At the turn of the millenium I particpated in a committee of the National Academy of Engineering to choose the 20 greatest engineering accomplishments of the 20th century. First on the list was electrification, followed by the automobile, the airplane, clean water, and electronics. You can find the complete list at the National Academy's web site. The list was then turned into a book, The Innovative Century, and for each of the 20 accomplishments a personal perspective was written by some engineer associated with the field. Neil Armstrong, who was a member of the committee, wrote an introduction to the book. I was asked to write a personal perspective about the development of radio and television.
Leadership, Life, and the old Bell Labs
I was asked to write a personal perspective on leadership in engineering for the IEEE Signal Processing Magazine. It was part of a series of personal perspectives on leadership to be written by pioneers in the field of signal processing.

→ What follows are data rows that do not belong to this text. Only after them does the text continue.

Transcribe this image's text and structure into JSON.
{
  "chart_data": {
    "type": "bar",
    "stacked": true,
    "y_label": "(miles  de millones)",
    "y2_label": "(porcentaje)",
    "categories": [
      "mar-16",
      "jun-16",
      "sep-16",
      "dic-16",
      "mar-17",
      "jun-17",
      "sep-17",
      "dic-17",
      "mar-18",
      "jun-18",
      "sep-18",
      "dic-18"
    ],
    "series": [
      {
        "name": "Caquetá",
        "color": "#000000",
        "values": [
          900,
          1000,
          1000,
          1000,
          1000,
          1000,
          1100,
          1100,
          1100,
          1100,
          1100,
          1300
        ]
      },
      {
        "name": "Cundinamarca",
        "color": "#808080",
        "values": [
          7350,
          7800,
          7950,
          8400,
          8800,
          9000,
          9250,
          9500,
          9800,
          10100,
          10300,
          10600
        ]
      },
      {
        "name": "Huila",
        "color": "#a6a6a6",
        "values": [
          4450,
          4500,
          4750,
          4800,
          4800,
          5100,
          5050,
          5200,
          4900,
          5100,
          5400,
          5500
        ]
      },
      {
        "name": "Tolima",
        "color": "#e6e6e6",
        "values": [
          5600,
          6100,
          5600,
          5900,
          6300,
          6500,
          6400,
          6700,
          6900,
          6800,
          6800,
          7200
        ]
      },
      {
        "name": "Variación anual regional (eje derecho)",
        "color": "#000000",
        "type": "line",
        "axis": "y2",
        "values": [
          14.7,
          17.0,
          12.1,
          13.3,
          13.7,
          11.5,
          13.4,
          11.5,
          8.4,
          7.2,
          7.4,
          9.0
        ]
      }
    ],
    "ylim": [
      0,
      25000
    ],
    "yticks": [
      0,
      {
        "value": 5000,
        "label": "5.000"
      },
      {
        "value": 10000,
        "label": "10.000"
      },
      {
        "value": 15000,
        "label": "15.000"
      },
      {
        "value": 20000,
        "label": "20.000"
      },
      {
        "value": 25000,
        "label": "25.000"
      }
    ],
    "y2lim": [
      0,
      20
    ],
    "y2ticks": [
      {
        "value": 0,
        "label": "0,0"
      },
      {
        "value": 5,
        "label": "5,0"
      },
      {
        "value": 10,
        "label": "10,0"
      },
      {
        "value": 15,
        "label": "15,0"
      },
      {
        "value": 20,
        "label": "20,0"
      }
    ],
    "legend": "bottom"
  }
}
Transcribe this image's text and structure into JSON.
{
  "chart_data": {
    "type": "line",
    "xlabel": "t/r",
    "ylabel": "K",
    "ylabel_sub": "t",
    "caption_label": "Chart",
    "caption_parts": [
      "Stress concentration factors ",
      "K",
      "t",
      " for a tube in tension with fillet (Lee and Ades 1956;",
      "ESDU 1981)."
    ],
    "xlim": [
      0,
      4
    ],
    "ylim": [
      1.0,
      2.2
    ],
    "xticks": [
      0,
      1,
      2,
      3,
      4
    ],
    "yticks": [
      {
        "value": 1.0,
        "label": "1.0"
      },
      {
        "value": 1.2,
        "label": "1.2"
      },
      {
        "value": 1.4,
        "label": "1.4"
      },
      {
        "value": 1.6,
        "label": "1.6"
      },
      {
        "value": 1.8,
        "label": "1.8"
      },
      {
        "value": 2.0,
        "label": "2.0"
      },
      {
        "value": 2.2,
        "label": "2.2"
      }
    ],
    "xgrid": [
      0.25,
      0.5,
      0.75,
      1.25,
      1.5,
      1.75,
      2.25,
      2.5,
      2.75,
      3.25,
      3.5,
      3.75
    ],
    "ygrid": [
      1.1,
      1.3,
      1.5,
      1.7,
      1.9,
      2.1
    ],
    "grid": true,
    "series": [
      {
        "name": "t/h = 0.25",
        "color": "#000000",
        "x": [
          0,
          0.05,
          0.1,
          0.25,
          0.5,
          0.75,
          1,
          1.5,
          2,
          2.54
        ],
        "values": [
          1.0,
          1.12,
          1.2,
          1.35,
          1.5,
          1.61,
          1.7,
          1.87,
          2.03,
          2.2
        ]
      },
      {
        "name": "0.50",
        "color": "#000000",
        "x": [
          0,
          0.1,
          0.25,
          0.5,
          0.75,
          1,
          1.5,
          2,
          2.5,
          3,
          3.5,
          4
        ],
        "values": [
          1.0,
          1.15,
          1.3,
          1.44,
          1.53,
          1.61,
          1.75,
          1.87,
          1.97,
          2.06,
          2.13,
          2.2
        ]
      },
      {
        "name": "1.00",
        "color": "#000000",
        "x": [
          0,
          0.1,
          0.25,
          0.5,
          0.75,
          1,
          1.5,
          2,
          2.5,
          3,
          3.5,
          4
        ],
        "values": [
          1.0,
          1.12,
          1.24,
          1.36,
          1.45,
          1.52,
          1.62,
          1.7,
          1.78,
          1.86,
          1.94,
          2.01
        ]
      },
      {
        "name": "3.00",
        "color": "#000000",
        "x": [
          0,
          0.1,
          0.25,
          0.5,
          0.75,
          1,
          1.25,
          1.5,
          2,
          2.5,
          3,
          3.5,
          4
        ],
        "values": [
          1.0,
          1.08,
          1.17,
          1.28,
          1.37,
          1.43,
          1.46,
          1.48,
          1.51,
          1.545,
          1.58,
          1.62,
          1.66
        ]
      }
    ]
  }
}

In this essay I talk about what it was like to work in Bell Labs in the 1960s, which was then a legendary place, filled with famous scientists, inventors, and Nobel Laureates.
"Yesterday's Dreams and Today's Reality in Telecom"
At its 25th anniversary in 2004 the journal Technology in Society commissioned a special issue of articles on the impacts that technology has had on society in this past quarter century. The published issue contains an impressive list of authors -- a former secretary of defense, NASA administrator, CEOs of large corporations, presidential science advisor, secretary of the air force, thought leaders, academics, and inventors. I found that many of the articles were thoughtful and insightful about the problems in society and how technology has helped or failed in each case. My own contribution was about the visions that telecom had 25 years ago and what happened to those visions. The three visions I wrote about were the Dick Tracy wristwatch phone, the Picturephone, and home information systems. None of these came true as predicted, and yet actual progress went far beyond our impoverished dreams.
In 2012 the president of the IEEE Communications Society wrote an editorial for the newsletter, entitled "Message from the President," in which he reprinted a similar message that I had written as president in 1978. I had long ago forgotten this little editorial, but if you're a technical person, you will recognize some truth there, wrapped engagingly in some subtle humor.
"100 Years of the Institute of Radio Engineers"
In 2012 I was commissioned to write the lead editorial in the issue of Spectrum Magazine celebrating the centennial founding of the Institute of Radio Engineers, which was the predecessor organization of the IEEE. In it, I reflect on the enormous progress that the century has brought, and the remarkable fact that the organization has stayed intact and relevant for so long.
Back to the Future: 1962 Redux
In 1962 the IEEE published predictions about the future as written by IEEE Fellows. Fifty years later, in 2012, they asked some of the present fellows, including myself, to author articles commenting retrospectively on those old predictions and looking at the future as it appears now. This is my article as published in the Proceedings of the IEEE in 2012. I comment at length on how wrong the old predictions were (which is easy enough to do), but then say very little about the future, as I have no idea what will happen.